Les tourbières de l’Amazonie péruvienne sont de véritables réservoirs de carbone qui jouent un rôle essentiel dans la régulation du climat mondial. Ces écosystèmes naturels, souvent méconnus, ont récemment fait l’objet d’une découverte scientifique majeure. Des chercheurs ont en effet identifié des microbes jusque-là inconnus capables de moduler le carbone dans le sol. Appelés archées, ces micro-organismes pourraient avoir un double impact : stabiliser le carbone pour le stocker ou au contraire le libérer sous forme de gaz à effet de serre. Cette découverte pourrait avoir des répercussions importantes sur la lutte contre le changement climatique.

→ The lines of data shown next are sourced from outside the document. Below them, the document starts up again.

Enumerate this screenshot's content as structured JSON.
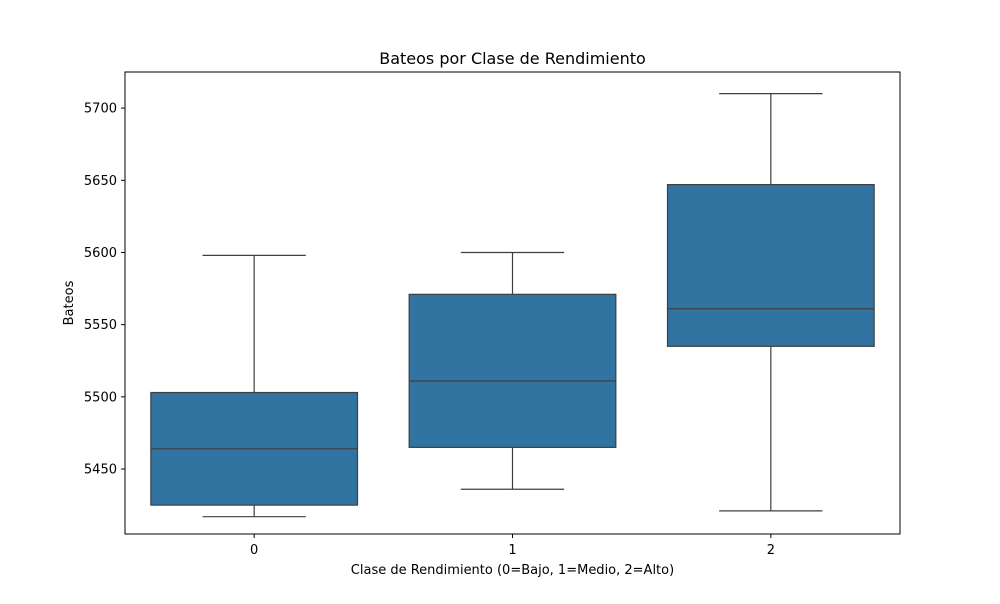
{
  "chart_data": {
    "type": "box",
    "title": "Bateos por Clase de Rendimiento",
    "xlabel": "Clase de Rendimiento (0=Bajo, 1=Medio, 2=Alto)",
    "ylabel": "Bateos",
    "categories": [
      "0",
      "1",
      "2"
    ],
    "boxes": [
      {
        "category": "0",
        "whisker_low": 5417,
        "q1": 5425,
        "median": 5464,
        "q3": 5503,
        "whisker_high": 5598
      },
      {
        "category": "1",
        "whisker_low": 5436,
        "q1": 5465,
        "median": 5511,
        "q3": 5571,
        "whisker_high": 5600
      },
      {
        "category": "2",
        "whisker_low": 5421,
        "q1": 5535,
        "median": 5561,
        "q3": 5647,
        "whisker_high": 5710
      }
    ],
    "ylim": [
      5405,
      5725
    ],
    "yticks": [
      5450,
      5500,
      5550,
      5600,
      5650,
      5700
    ],
    "grid": false,
    "legend": "none",
    "box_color": "#3274a1",
    "line_color": "#3f3f3f"
  }
}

Les tourbières, des réservoirs de carbone vitaux
Les tourbières sont des écosystèmes uniques qui se forment dans des sols saturés d’eau, créant des conditions de faible teneur en oxygène. Dans ces environnements, la décomposition des matières organiques est ralentie, ce qui permet au carbone de s’accumuler dans le sol pendant des millénaires.
Les tourbières amazoniennes, notamment celles de la région du bassin de Pastaza-Marañón Foreland, sont considérées comme faisant partie des plus grands réservoirs de carbone de la planète. On estime qu’elles renferment environ 3,1 milliards de tonnes de carbone, soit deux fois la quantité de carbone stockée dans toutes les forêts du monde. Ces écosystèmes jouent donc un rôle clé dans la régulation du climat en maintenant une partie du carbone de l’atmosphère dans le sol.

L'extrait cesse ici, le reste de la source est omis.